Melicope quadrangularis
- Conservation status: Critically Endangered (IUCN 3.1)

Scientific classification
- Kingdom: Plantae
- Clade: Tracheophytes
- Clade: Angiosperms
- Clade: Eudicots
- Clade: Rosids
- Order: Sapindales
- Family: Rutaceae
- Genus: Melicope
- Species: M. quadrangularis
- Binomial name: Melicope quadrangularis (H.St.John & Hume) T.G.Hartley & B.C.Stone

= Melicope quadrangularis =

- Genus: Melicope
- Species: quadrangularis
- Authority: (H.St.John & Hume) T.G.Hartley & B.C.Stone
- Conservation status: CR

Species of flowering plant

Melicope quadrangularis, also called four angle melicope or four-angled pelea, is a species of plant in the family Rutaceae. It is endemic to the Hawaiian Islands, where it is known only from the island of Kauai. It is threatened by habitat loss.

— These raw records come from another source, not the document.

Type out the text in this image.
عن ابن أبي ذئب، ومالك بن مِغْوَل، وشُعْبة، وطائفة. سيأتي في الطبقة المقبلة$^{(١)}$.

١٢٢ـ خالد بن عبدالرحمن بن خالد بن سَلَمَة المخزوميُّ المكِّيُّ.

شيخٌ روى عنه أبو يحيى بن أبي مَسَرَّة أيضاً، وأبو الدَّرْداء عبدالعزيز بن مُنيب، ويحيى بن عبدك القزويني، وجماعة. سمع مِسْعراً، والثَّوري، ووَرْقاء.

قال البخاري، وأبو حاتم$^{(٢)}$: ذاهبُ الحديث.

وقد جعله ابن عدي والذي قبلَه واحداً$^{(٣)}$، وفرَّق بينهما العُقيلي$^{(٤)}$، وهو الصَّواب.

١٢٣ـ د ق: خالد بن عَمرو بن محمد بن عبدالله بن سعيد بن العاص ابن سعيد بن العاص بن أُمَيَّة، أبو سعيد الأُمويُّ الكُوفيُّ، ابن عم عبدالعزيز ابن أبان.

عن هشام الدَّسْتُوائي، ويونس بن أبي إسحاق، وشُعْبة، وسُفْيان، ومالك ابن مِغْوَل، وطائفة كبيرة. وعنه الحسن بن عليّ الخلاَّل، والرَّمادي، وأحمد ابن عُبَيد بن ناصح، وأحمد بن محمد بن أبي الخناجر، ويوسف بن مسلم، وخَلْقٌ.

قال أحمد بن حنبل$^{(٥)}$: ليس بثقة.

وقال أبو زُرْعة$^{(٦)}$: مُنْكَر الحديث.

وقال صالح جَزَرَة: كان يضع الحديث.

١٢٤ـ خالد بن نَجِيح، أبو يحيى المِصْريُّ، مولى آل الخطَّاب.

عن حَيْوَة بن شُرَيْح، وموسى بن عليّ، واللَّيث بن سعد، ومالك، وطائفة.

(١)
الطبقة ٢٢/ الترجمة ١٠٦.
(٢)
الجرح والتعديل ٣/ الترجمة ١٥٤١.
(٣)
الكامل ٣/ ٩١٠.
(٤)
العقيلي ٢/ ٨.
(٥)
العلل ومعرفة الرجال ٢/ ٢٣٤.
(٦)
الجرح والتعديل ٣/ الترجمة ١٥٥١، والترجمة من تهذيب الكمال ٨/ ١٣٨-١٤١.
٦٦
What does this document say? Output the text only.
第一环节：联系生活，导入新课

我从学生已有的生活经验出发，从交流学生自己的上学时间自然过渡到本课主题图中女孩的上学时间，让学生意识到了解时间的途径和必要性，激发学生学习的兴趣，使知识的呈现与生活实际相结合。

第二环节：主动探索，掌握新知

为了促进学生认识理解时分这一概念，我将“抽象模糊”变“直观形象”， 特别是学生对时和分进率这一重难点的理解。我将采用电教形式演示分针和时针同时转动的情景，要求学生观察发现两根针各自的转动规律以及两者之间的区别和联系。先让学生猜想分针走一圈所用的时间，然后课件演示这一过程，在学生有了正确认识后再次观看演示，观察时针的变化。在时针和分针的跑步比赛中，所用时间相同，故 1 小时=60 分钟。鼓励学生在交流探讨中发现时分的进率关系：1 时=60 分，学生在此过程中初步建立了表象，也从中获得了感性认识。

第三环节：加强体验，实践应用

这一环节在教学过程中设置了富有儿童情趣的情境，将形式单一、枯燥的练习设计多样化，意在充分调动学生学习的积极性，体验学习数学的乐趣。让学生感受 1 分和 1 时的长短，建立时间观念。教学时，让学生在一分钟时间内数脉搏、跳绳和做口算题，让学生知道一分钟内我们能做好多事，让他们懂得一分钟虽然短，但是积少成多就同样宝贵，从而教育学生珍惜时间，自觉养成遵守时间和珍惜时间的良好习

The type specimen of this species was collected in 1909. The plant was not seen again, and was presumed extinct, until 1991 when it was rediscovered. At that time there were 13 plants counted. This population had disappeared by 1998 and was likely destroyed in Hurricane Iniki. By 2010 no additional plants had been discovered, there are none growing in cultivation, and there are no seeds in storage. However, there may be specimens still alive in unsurveyed areas.